The spread of the new delta strain affected US scheduled operations in Q3, so we cut our MedDevice sales forecast for the previous quarter by $ 157 million. In the diagnostics division, weak quarterly data on major items will be more than offset by growth in revenue from sales of Covid tests. Thus, we raised our Diagnostics division’s quarterly revenue estimate to $ 184 million and maintained our valuation for the campaign’s stock at $ 140. Overall, we expect Abbott’s 3Q financials to outperform market expectations, so we assume that our outlook is somewhat conservative. The company will publish reports on October 20.

Darden increases its net profit by 6 times

Darden Restaurants in the first quarter of fiscal 2022 increased its net profit more than sixfold and raised its annual forecast.

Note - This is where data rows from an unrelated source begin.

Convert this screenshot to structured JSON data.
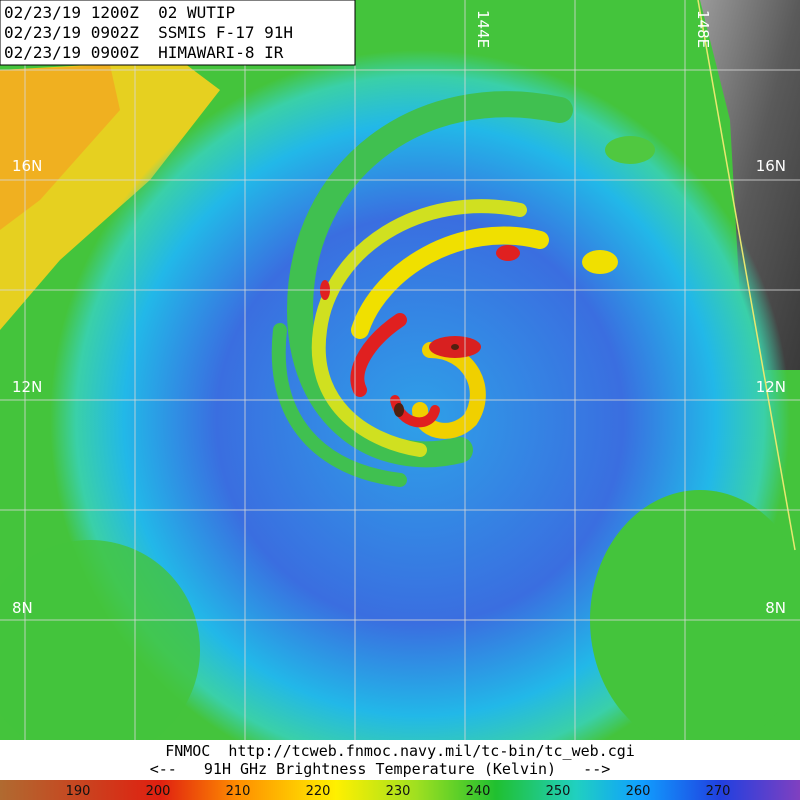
{
  "header": {
    "lines": [
      "02/23/19 1200Z  02 WUTIP",
      "02/23/19 0902Z  SSMIS F-17 91H",
      "02/23/19 0900Z  HIMAWARI-8 IR"
    ]
  },
  "map": {
    "lat_labels": [
      "16N",
      "12N",
      "8N"
    ],
    "lon_labels": [
      "144E",
      "148E"
    ]
  },
  "footer": {
    "source": "FNMOC  http://tcweb.fnmoc.navy.mil/tc-bin/tc_web.cgi",
    "legend_title": "<--   91H GHz Brightness Temperature (Kelvin)   -->"
  },
  "colorbar": {
    "labels": [
      190,
      200,
      210,
      220,
      230,
      240,
      250,
      260,
      270
    ]
  }
}
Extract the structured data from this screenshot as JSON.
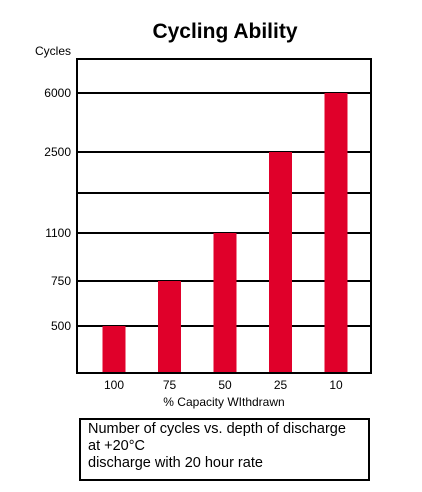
{
  "chart_data": {
    "type": "bar",
    "title": "Cycling Ability",
    "ylabel": "Cycles",
    "xlabel": "% Capacity WIthdrawn",
    "categories": [
      "100",
      "75",
      "50",
      "25",
      "10"
    ],
    "values": [
      500,
      750,
      1100,
      2500,
      6000
    ],
    "y_ticks": [
      "500",
      "750",
      "1100",
      "2500",
      "6000"
    ],
    "y_scale": "categorical levels (non-linear): gridlines at 500, 750, 1100, an unlabeled line, 2500, 6000",
    "grid": true,
    "bar_color": "#e0002a",
    "caption": [
      "Number of cycles vs. depth of discharge",
      "at +20°C",
      "discharge with 20 hour rate"
    ]
  }
}
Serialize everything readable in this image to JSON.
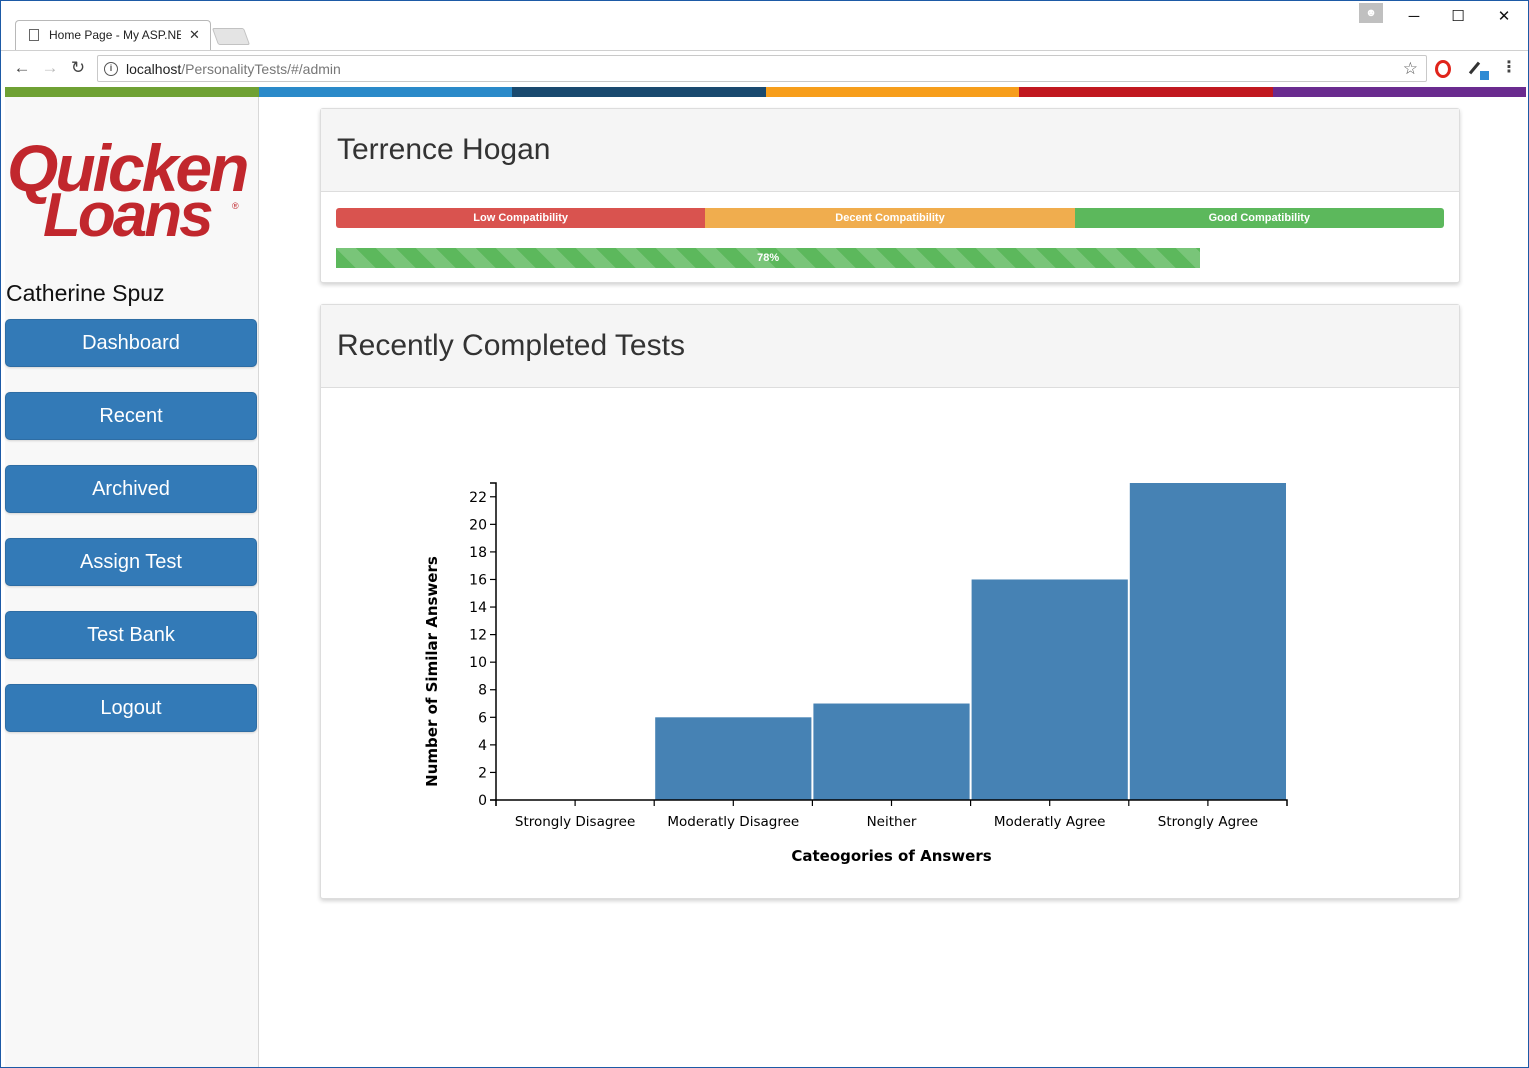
{
  "browser": {
    "tab_title": "Home Page - My ASP.NE",
    "url_host": "localhost",
    "url_path": "/PersonalityTests/#/admin",
    "window_controls": {
      "minimize": "─",
      "maximize": "☐",
      "close": "✕"
    }
  },
  "colors": {
    "stripe": [
      "#6fa134",
      "#2a8ac9",
      "#1a4a6f",
      "#f79e1b",
      "#c1181f",
      "#6a2b8f"
    ],
    "brand_red": "#c1272d",
    "button_blue": "#337ab7",
    "bar_blue": "#4682b4",
    "low": "#d9534f",
    "decent": "#f0ad4e",
    "good": "#5cb85c"
  },
  "sidebar": {
    "logo_line1": "Quicken",
    "logo_line2": "Loans",
    "logo_reg": "®",
    "user_name": "Catherine Spuz",
    "items": [
      {
        "label": "Dashboard"
      },
      {
        "label": "Recent"
      },
      {
        "label": "Archived"
      },
      {
        "label": "Assign Test"
      },
      {
        "label": "Test Bank"
      },
      {
        "label": "Logout"
      }
    ]
  },
  "profile_panel": {
    "title": "Terrence Hogan",
    "scale": [
      "Low Compatibility",
      "Decent Compatibility",
      "Good Compatibility"
    ],
    "compatibility_percent": 78,
    "compatibility_label": "78%"
  },
  "recent_panel": {
    "title": "Recently Completed Tests"
  },
  "chart_data": {
    "type": "bar",
    "title": "",
    "xlabel": "Cateogories of Answers",
    "ylabel": "Number of Similar Answers",
    "categories": [
      "Strongly Disagree",
      "Moderatly Disagree",
      "Neither",
      "Moderatly Agree",
      "Strongly Agree"
    ],
    "values": [
      0,
      6,
      7,
      16,
      23
    ],
    "ylim": [
      0,
      23
    ],
    "yticks": [
      0,
      2,
      4,
      6,
      8,
      10,
      12,
      14,
      16,
      18,
      20,
      22
    ],
    "grid": false,
    "color": "#4682b4"
  }
}
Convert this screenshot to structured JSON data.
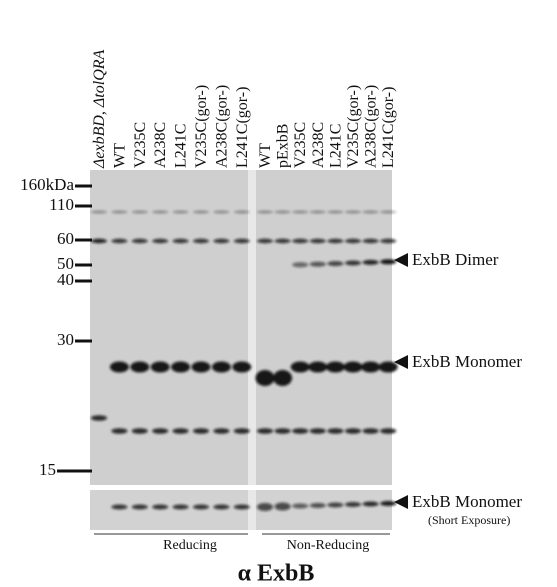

Revenue increased to $ 2.306 billion from $ 1.527 billion a year earlier. Net income for the quarter ended Aug. 29 was $ 230.9 million, or $ 1.75 per share, compared to $ 36.1 million, or $ 0.28 per share, in the comparable period last year. Market consensus predicted earnings of $ 1.64 per share on revenues of $ 2.24 billion. Darden Restaurants will pay out $ 1.1 per share in dividends, as it did a quarter earlier. The register of shareholders will close on October 8, payments will begin on November 1.

Nike raises online sales

Nike increased its revenue by 16% in the first quarter of fiscal 2022, which was below expectations and caused a drop in the company’s share price. The indicator rose to $ 12.248 billion against $ 10.594 billion a year earlier. Excluding changes in exchange rates, it increased by 12%. Net income in June-August was $ 1.874 billion, or $ 1.16 per share, compared to $ 1.518 billion, or $ 0.95 per share in the same period last year. Market consensus assumed the company’s earnings at $ 1.12 per share on revenue of $ 12.5 billion. Online sales of the company in the last quarter increased by 28%, reaching $ 4.7 billion.

We Raise Salesforce Valauation Amid Improved Annual Forecast

Salesforce.com has improved its revenue forecast for fiscal 2022, which ends in January 2022. The company expects to generate revenues in the range of $ 26.25-26.35 billion, up from the expected $ 26.2-26.3 billion at the end of August. Salesforce intends to increase revenue to $ 31.65-31.8 billion in fiscal 2023 on an operating margin 3-3.5%. By comparison, in fiscal 2021, the company’s revenue grew by 24% to $ 21.25 billion. We are raising our target value for the company’s shares from $ 300 to $ 325.

The market does not notice serious facts

We are launching coverage of Sony with a target valuation of the company’s stock of $ 144. Sony is a world-renowned company with a leading position in computer games and music, as well as a popular film and television business. Sony also has a leading position in the high-sensitivity CMOS sensor market.